Question: How To Simulate The Null Distribution For Tajima'S D?
3
7.8 years ago by
David W4.7k
New Zealand
David W4.7k wrote:

I know there are a few populations genetics/molecular evolution types in the Biostar community, so hopefully someone has already run into this problem.

I've calculated Tajima's D statistic for a couple of DNA alignments using the R package PEGAS, which gives a p-value using a Beta distribution. It happens that the Beta distribution doesn't perfectly model the distribution of D under neutral evolution, so many authors simulate data under neutrality to make a null distribution. Unfortunately, all the methods for these papers tend to say about this procedure is "we used `ms` to simulate the null...".

Does anyone know how to do this properly. My understanding was you simulated data with a matching number of segregating sites, so it you had 100 samples and 20 segregating sites you'd do

``````ms 100 1000 -s 20
``````

giving 1000 simulations. However when I calculate D from those simulations I get a skewed distribution with a mean near to 1 (I would have though it would b 0) but a p-value pretty close to the one using the Beta distribution. It's entirely possible I messed up somewhere in the calculations, (you can see my function here) but I thought I'd make sure I'm actually simulating the distribution correctly before I pick that apart.

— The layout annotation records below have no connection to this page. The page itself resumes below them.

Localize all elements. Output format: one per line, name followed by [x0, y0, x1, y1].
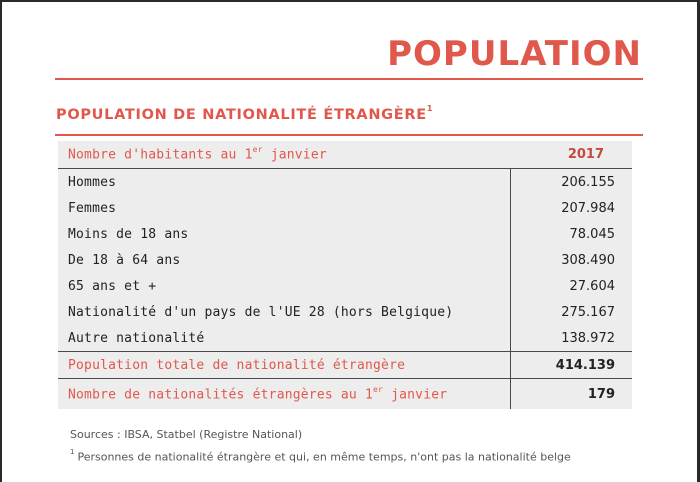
table-row: 65 ans et + 27.604: [58, 273, 632, 299]
row-label: 65 ans et +: [68, 278, 157, 294]
footnote: 1 Personnes de nationalité étrangère et q…: [70, 448, 571, 464]
row-value: 78.045: [509, 221, 632, 247]
table-row: De 18 à 64 ans 308.490: [58, 247, 632, 273]
row-label: Moins de 18 ans: [68, 226, 189, 242]
section-title-footnote-marker: 1: [426, 104, 434, 113]
header-label-tail: janvier: [262, 147, 327, 163]
row-label: Autre nationalité: [68, 330, 205, 346]
row-value: 27.604: [509, 273, 632, 299]
table-row: Femmes 207.984: [58, 195, 632, 221]
count-label-sup: er: [373, 384, 384, 394]
row-label: Hommes: [68, 174, 117, 190]
row-label: Femmes: [68, 200, 117, 216]
footnote-text: Personnes de nationalité étrangère et qu…: [77, 450, 571, 464]
table-row: Moins de 18 ans 78.045: [58, 221, 632, 247]
count-label: Nombre de nationalités étrangères au 1er…: [58, 378, 510, 409]
table-total-row: Population totale de nationalité étrangè…: [58, 351, 632, 379]
row-value: 206.155: [509, 168, 632, 195]
row-value: 308.490: [509, 247, 632, 273]
header-label-sup: er: [252, 145, 263, 155]
row-value: 207.984: [509, 195, 632, 221]
section-divider: [55, 134, 643, 136]
frame-right-border: [697, 0, 700, 482]
title-divider: [55, 78, 643, 80]
table-count-row: Nombre de nationalités étrangères au 1er…: [58, 378, 632, 409]
table-row: Autre nationalité 138.972: [58, 325, 632, 352]
table-header-row: Nombre d'habitants au 1er janvier 2017: [58, 141, 632, 169]
header-label: Nombre d'habitants au 1er janvier: [58, 141, 510, 169]
source-note: Sources : IBSA, Statbel (Registre Nation…: [70, 428, 303, 441]
page-title: POPULATION: [387, 34, 642, 74]
total-value: 414.139: [509, 351, 632, 379]
footnote-marker: 1: [70, 448, 75, 456]
count-label-text: Nombre de nationalités étrangères au 1: [68, 387, 374, 403]
header-label-text: Nombre d'habitants au 1: [68, 147, 253, 163]
row-label: Nationalité d'un pays de l'UE 28 (hors B…: [68, 304, 454, 320]
section-title: POPULATION DE NATIONALITÉ ÉTRANGÈRE1: [56, 104, 434, 123]
row-value: 138.972: [509, 325, 632, 352]
count-value: 179: [509, 378, 632, 409]
nationality-table: Nombre d'habitants au 1er janvier 2017 H…: [58, 141, 632, 409]
count-label-tail: janvier: [383, 387, 448, 403]
table-row: Hommes 206.155: [58, 168, 632, 195]
row-label: De 18 à 64 ans: [68, 252, 181, 268]
total-label: Population totale de nationalité étrangè…: [58, 351, 510, 379]
table-row: Nationalité d'un pays de l'UE 28 (hors B…: [58, 299, 632, 325]
section-title-text: POPULATION DE NATIONALITÉ ÉTRANGÈRE: [56, 106, 427, 123]
row-value: 275.167: [509, 299, 632, 325]
frame-left-border: [0, 0, 2, 482]
header-year: 2017: [510, 141, 632, 169]
frame-top-border: [0, 0, 700, 2]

population sequence • 4.3k views
written 7.8 years ago by David W4.7k

Yeah! Love population genetics questions!

4
7.8 years ago by
Jarretinha3.3k
São Paulo, Brazil
Jarretinha3.3k wrote:

Aha! Found the problem! After checking you code carefully for mistakes (found none) I've noted that your interpretation (and expectation) of the test could be you problem. Tajima's D isn't normally distributed and is naturally skewed. By using a fixed number of segregating sites, 4Nu/2Nu will vary between samples to enforce the restriction. So, you can obtain a positively skewed distribution even in a neutral setup. I'm not aware of the overall sensitivity of Tajima's D in this situation. You can try to generate a much larger number of samples and verify if the skeweness still persists. If PEGAS is correct, it should decrease.

Cheers Jarretinha, looks like I might need to do some digging into pop. gen. or just use Arlequin and move on :)

3
7.8 years ago by
Casey Bergman18k
Athens, GA, USA
Casey Bergman18k wrote:

You are on the right track and Jarretinha provides additional (correct) insight into the problem. If you need to check whether your solution in R is giving good results, you can run a test alignment through your script and also through DNAsp, which provides methods to compute the confidence interval on Tajima's D via standard neutral coalescent simulations.

3
7.8 years ago by
David W4.7k
New Zealand
David W4.7k wrote:

(not sure if this should be an answer, a comment or an edit to the original question - let me know if I'm doing it wrong...)

So, it turns out there was something funny going on in the way I was calculating D_ from my simulated data (I suspect the polymorphism counting step, but having dissected that yet). Thankfully `ms` comes with another utility `sample_stats` that calculates some of the standard diviersity indices including _D for each replicate so

``````ms 20 100 -s 20 | sample_stat > sims.tsv
``````

Creates a text file with D_ in the sixth column. To call this in R and get the distribution of _D I've used

``````cmd <- paste("ms", n, nreps, "-s", S, "| sample_stats")
sims <- system(cmd, intern=TRUE)
get.D <- function(x) unlist(strsplit(x, "\t"))[6]
Ds <- as.numeric(unlist(lapply(sims, get.D)))
``````

Which gives a result close to that of Arlequin (haven't checked DNAsp).

Thanks Casey and Jarretinha - both helpful answers, Jarrenthinha get's the Big Green Tick since getting to the bottom of what I was actually expecting from the simulations is what helped me get this answer.